I have an AWS CloudSearch instance that I am still developing.
At times, such as when I make some modification to the format of a field, I find myself wanting to wipe out all of the data and regenerating it.
Is there any way to clear out all of the data using the console, or do I have to go about it by programatic means?
If I do have to use programatic means (i.e. generate and POST a bunch of "delete" SDF files) is there any good way to query for all documents in a CloudSearch instance?

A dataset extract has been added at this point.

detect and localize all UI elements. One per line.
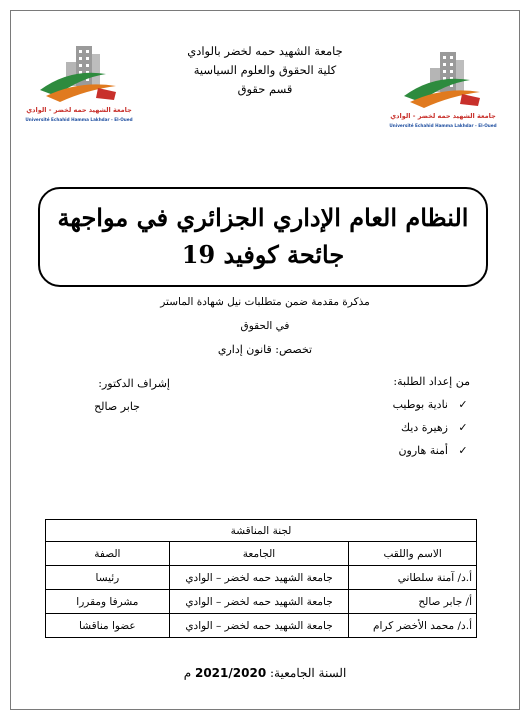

I guess I could just delete and re-create the instance, but thattakes a while, and loses all of the indexes/rank expressions/text options/etc
Using aws and jq from the command line (tested with bash on mac):
export CS_DOMAIN=https://yoursearchdomain.yourregion.cloudsearch.amazonaws.com
# Get ids of all existing documents, reformat as
# [{ type: "delete", id: "ID" }, ...] using jq
aws cloudsearchdomain search \
--endpoint-url=$CS_DOMAIN \
--size=10000 \
--query-parser=structured \
--search-query="matchall" \
| jq '[.hits.hit[] | {type: "delete", id: .id}]' \
> delete-all.json
# Delete the documents
aws cloudsearchdomain upload-documents \
--endpoint-url=$CS_DOMAIN \
--content-type='application/json' \
--documents=delete-all.json
For more info on jq see Reshaping JSON with jq
Update Feb 22, 2017
Added --size
to get the maximum number of documents (10,000) at a time. You may need to repeat this script multiple times. Also, --search-query
can take something more specific, if you want to be selective about the documents getting deleted.